Conhecido também como carará (Amazônia), calmaria (Rio Grande do Sul), Maria-preta (Ceará) peru-d'água, mergulhão-serpente, biguá-bicolor, anhinga, arará, meuá, miuá e muiáMede cerca de 88 centímetros de comprimento, peso de 1,2 a 1,35 quilogramas, sua envergadura atinge cerca de 120 centímetros. Apresenta o pescoço fino e muito longo ( 20 vértebras ), tipicamente angulado medialmente. Bico longo, muito pontiagudo, em forma de punhal e serrilhado, próprio para fisgar peixes. Cauda longa, de forma espatulada e com estrutura peculiar, pois as retrizes são rígidas e onduladas transversalmente lembrando uma chapa, que é útil para reforçar as penas que servem de leme quando nadam abaixo d’água. Pés com membranas natatórias.
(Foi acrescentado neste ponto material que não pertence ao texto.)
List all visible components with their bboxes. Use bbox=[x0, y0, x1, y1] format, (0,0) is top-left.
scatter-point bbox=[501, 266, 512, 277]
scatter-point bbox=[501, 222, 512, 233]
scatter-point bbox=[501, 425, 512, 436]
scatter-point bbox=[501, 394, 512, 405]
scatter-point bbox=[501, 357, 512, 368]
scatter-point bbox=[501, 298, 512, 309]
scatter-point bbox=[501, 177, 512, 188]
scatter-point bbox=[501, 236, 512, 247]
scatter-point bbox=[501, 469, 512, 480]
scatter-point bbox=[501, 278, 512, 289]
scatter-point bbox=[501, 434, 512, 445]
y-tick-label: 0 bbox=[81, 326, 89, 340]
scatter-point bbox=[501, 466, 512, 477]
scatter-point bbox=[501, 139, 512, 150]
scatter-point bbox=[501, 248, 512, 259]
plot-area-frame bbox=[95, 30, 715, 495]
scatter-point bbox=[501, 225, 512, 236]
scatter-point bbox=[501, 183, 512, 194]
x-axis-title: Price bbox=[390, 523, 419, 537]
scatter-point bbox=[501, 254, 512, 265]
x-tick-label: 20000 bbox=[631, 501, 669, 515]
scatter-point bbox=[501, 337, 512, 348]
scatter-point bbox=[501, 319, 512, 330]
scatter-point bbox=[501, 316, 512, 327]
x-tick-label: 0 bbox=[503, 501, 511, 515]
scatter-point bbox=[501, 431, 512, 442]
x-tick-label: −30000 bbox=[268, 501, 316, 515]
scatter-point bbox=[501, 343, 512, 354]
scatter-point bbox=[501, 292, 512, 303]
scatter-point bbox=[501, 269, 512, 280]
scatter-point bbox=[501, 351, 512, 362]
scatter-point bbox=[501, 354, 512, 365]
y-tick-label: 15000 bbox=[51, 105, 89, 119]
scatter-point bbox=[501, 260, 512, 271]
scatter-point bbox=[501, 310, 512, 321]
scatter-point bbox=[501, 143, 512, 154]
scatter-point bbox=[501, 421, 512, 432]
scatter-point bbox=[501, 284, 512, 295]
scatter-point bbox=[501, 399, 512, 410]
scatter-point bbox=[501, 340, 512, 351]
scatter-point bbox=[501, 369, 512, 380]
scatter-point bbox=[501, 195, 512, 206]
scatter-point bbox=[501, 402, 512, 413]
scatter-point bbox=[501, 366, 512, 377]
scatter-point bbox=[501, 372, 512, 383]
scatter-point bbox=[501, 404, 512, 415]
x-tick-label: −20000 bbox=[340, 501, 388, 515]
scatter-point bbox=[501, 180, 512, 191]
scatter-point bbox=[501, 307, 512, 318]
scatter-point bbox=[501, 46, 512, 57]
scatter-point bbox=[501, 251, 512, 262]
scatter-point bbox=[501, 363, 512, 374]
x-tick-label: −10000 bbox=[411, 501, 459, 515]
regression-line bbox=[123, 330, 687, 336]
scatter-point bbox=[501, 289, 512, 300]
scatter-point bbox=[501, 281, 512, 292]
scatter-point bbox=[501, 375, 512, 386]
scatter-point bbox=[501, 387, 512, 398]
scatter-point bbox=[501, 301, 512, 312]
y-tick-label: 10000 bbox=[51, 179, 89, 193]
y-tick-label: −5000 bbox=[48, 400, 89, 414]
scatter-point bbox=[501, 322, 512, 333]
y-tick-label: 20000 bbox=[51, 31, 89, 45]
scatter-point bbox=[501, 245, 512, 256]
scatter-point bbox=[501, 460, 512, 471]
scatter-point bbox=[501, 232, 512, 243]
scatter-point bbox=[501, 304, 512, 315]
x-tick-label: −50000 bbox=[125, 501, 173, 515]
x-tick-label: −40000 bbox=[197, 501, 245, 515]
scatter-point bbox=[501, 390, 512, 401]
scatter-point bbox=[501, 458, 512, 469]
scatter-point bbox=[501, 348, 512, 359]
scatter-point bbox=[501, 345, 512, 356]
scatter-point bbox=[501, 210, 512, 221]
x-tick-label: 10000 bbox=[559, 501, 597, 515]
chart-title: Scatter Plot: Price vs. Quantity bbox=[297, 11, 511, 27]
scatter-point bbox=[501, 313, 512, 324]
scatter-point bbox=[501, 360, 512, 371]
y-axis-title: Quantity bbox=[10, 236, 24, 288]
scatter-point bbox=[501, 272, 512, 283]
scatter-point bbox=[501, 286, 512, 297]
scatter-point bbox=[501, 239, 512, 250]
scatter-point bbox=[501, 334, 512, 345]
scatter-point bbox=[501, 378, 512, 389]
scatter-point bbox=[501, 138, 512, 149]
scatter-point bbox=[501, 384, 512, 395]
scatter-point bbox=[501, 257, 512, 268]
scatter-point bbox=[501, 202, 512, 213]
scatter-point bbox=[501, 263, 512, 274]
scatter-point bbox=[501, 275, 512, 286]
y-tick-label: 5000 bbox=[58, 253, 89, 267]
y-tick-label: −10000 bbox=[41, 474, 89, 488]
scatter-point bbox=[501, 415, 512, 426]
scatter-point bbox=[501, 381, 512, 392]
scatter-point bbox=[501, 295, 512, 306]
Vive à beira de rios e lagos orlados de matas. Prefere águas interiores com farta vegetação marginal e árvores com troncos secos, sendo mais raro na orla marítima. Quando não pescam, nadam devagar, deixando emerso apenas um pouco do pescoço e a cabeça, ou somente a cabeça, que é tão estreita que parece continuação do pescoço, dando a impressão de ser uma cobra d’água; quando nadam nessa posição mantém o bico levantado quase na vertical. Foge do perigo mergulhando. Empoleirado permanece frequentemente de asas abertas, impressionando então o tamanho e a forma côncava das mesmas. A razão para esticar as asas provavelmente é tripla: (1) secar as asas, (2) acumular calor em horas de temperatura baixa e (3) se livrar de um excesso de calor. Pousa sobre as árvores secas. Voa alternando batidas de asas com planeio. Paira a grande altura, sua silhueta então assemelha-se a uma delgada cruz negra, impressionando a longa cauda. Grasna de pescoço esticado exibindo seu saco gular amarelo. Ocorrem migrações locais dentro da Amazônia. Fora da época da reprodução encontram-se em bandos ou esparsos entre os biguás.